Carnaval 2025: especialista do ISD alerta para combate ao assédio e à violência contra as mulheres

Com a chegada do Carnaval, cresce a preocupação com casos de assédio e violência contra mulheres. Um levantamento do Instituto Locomotiva apontou que, no ano passado, metade das mulheres já foi vítima de assédio sexual durante a festividade, enquanto 76% afirmaram ter medo de passar por essa situação pela primeira vez ou novamente.
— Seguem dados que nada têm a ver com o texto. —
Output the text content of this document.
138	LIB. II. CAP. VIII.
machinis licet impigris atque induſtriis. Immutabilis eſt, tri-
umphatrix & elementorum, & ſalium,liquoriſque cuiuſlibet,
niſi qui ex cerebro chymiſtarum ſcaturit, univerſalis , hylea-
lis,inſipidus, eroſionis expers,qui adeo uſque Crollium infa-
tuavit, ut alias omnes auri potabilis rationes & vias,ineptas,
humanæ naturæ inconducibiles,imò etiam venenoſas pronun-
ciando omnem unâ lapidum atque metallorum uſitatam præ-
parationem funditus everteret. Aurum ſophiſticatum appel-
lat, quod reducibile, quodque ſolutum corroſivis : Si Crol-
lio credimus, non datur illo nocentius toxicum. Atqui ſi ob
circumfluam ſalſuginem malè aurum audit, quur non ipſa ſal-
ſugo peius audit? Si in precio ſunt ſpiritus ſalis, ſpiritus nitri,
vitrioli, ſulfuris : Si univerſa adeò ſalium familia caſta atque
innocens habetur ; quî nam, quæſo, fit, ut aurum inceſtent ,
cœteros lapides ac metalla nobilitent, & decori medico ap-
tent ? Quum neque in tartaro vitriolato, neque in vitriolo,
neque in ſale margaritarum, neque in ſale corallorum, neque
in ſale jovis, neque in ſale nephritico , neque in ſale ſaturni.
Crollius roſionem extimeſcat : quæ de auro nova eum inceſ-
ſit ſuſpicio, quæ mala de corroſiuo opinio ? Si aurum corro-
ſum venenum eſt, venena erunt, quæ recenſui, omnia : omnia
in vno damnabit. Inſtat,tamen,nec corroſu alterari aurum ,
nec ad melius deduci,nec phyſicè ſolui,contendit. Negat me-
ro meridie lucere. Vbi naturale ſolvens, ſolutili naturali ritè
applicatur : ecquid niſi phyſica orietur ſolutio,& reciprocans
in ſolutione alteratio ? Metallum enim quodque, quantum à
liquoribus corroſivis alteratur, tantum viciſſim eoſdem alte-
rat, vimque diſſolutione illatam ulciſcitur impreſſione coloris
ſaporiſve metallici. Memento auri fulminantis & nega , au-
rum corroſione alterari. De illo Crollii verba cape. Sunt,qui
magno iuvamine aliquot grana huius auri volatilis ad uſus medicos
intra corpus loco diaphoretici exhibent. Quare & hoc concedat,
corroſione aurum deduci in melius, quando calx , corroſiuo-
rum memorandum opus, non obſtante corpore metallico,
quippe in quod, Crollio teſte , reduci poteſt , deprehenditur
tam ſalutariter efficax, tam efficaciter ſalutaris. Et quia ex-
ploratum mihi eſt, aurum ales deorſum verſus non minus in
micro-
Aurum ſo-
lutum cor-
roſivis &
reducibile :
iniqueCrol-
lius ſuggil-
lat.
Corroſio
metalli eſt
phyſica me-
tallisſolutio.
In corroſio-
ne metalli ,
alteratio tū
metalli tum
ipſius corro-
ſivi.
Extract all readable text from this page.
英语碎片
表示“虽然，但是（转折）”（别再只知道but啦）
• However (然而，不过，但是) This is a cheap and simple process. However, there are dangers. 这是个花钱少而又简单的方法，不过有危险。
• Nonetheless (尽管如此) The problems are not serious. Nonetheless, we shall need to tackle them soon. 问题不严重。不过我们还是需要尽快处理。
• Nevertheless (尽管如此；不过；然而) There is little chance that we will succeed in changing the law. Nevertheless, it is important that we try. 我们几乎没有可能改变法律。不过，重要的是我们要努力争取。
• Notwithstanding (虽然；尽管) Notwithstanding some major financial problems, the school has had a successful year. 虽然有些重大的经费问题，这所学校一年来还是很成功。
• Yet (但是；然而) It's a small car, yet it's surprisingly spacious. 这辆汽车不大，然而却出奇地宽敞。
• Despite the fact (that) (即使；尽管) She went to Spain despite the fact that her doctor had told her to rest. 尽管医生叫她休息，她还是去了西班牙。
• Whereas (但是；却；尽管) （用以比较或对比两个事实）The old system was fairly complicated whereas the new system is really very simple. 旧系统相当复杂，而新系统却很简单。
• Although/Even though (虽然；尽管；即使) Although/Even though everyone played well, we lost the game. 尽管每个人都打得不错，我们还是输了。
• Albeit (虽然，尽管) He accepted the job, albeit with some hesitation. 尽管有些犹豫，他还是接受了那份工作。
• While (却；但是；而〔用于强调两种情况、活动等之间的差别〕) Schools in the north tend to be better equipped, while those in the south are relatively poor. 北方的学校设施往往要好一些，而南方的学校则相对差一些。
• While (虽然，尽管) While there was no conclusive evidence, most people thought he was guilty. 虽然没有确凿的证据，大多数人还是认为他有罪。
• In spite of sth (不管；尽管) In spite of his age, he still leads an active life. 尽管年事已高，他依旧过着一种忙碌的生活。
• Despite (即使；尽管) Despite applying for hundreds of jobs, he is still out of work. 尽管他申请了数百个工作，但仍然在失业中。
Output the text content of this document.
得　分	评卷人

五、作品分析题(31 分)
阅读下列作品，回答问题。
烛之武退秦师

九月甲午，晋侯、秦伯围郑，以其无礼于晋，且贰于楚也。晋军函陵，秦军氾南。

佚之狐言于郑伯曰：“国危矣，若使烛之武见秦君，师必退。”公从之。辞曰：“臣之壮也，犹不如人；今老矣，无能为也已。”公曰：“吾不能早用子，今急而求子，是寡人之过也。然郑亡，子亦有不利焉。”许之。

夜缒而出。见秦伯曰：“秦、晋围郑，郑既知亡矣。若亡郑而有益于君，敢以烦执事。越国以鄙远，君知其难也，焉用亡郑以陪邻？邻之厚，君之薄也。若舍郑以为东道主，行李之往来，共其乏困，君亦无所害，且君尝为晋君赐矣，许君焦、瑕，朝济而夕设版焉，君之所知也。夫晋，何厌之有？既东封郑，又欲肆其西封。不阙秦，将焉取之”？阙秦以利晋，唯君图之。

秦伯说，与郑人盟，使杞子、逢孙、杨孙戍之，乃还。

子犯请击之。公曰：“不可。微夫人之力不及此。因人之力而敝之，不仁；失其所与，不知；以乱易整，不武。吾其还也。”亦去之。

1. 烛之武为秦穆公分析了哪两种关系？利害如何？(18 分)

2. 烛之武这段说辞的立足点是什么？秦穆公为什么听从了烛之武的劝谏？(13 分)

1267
Para Alexandra Lima, preceptora assistente social do Instituto Santos Dumont (ISD), esses números evidenciam a necessidade de fortalecer as redes de enfrentamento e proteção contra a violência e o assédio. “O Carnaval é um momento de celebração, mas também precisamos garantir que ele aconteça de forma segura. Todos somos responsáveis pelo cuidado conosco e com os outros. Se percebermos uma situação de assédio ou violência, devemos acionar os profissionais responsáveis pela segurança do local ou oferecer apoio à pessoa em situação de violência, para que ela sinta que não está sozinha”, afirma.
A especialista ressalta que algumas medidas podem contribuir para a proteção individual e coletiva durante a folia, como buscar locais com estrutura de segurança, priorizar a companhia de familiares e amigos e evitar situações de vulnerabilidade. Além disso, reforça a importância de denunciar casos de assédio, já que a responsabilização dos agressores é essencial para a prevenção da violência.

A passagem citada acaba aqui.